Further adventures in Lego architecture
Started: 2013-03-24 12:12:35
Submitted: 2013-03-24 13:08:29
Visibility: World-readable
In which the intrepid narrator delves deeper into Legos
In the six months since I last posted about Lego architecture, Calvin has embraced Legos and now plays with them more than his other building toys. (Kiesa also acquired a set of Quatros, the short-lived Lego building toy targeted at infants and very young toddlers, which are twice the size of Duplos in each dimension -- and Calvin plays with each set from time to time.)
Our plan to bring Legos for Calvin to play with on the plane to Hong Kong was not quite as successful as we'd hoped; when sitting in his car seat, Calvin can't reach the tray table (it's around the level of his ankles). When he travels without a car seat, though (as on our short trip to Walla Walla last fall) he can reach the tray table fine and it makes a great Lego play surface.
For his fourth birthday party, Calvin wanted to do something Lego-themed, so Kiesa worked on making Lego candy, and I wanted to build some version of the Mughal tomb I designed last fall as background decoration. The full version of the tomb required so many pieces that actually buying that many bulk Legos would be extravagantly expensive, so I designed a scaled-down version of the single-room palace that was my first inspiration; it didn't take me long to bang out a nice version in LeoCAD last weekend:
I found, to my surprise, that Calvin had almost enough pieces to actually implement my scaled-back vision. I had to substitute for some of the red [sandstone] pieces, but I was missing enough white [marble] pieces to build the dome. It looked pretty good from the front...
But from the back it was clearly missing, but at least the back view gives a decent look into the internal structure of the dome, including the quartering arches I built around each corner to turn the square into an octagon, on top of which I could build the dome:
I made a list of the pieces I needed and headed to eBay, where I bought enough white 2x4 bricks to finish the dome. They arrived on Friday, and I completed the dome:
The completed dome, though, left me feeling vaguely unsatisfied. It didn't really capture the sense of grandeur I had intended, and it certainly wasn't a normal Mughal onion dome. So I found my best picture of the Taj Mahal:
Then I cropped the main dome itself and traced the outline:
Then I took the outline, superimposed a Lego-scale grid (8 mm horizontal, 9.6 mm vertical; I set the horizontal scale at 22 studs wide based on the current size of my palace's dome), and traced, in red, the closest slope I could easily represent in Legos:
Then I went to LeoCAD and mocked up the design. (I had to make some substitutions for the angles according to the bricks I could actually find in LeoCAD; they didn't have any inverted 65° slope bricks so I substituted 75° slope bricks instead.)

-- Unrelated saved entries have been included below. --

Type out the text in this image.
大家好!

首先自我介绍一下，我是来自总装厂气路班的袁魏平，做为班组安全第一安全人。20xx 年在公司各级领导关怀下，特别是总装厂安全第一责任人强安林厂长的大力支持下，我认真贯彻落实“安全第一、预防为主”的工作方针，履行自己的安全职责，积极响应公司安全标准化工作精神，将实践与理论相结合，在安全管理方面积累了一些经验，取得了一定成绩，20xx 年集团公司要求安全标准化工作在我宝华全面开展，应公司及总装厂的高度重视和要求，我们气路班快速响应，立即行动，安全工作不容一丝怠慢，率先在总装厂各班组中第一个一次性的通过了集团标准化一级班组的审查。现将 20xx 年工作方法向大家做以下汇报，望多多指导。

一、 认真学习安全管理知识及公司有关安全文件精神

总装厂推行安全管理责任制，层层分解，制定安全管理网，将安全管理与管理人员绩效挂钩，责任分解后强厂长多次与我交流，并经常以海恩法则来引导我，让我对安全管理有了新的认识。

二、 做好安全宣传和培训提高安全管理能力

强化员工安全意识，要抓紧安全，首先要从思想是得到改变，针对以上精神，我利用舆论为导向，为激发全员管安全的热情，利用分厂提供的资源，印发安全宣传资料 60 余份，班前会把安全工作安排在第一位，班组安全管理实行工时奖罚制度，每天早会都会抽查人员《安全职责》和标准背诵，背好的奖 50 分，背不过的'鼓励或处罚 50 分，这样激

I'm fairly pleased with the results. It's clearly a dome now, with a recognizable onion dome profile. Aside from complaints I have about the availability of a full set of the slope bricks I want (double concave and double convex versions of each angle, both inverted and non-inverted), the main problem I see is that the dome is simply huge compared to the structure it sits on -- given the size of the dome versus the structure, it reminds me more of the Qutb Shahi tombs in Hyderabad, rather than the refined elegance of the Mughal garden tomb.
This dome would certainly look much better on my earlier, full-scale tomb design, but I remain confident I can come up with something that'll look good on my palace.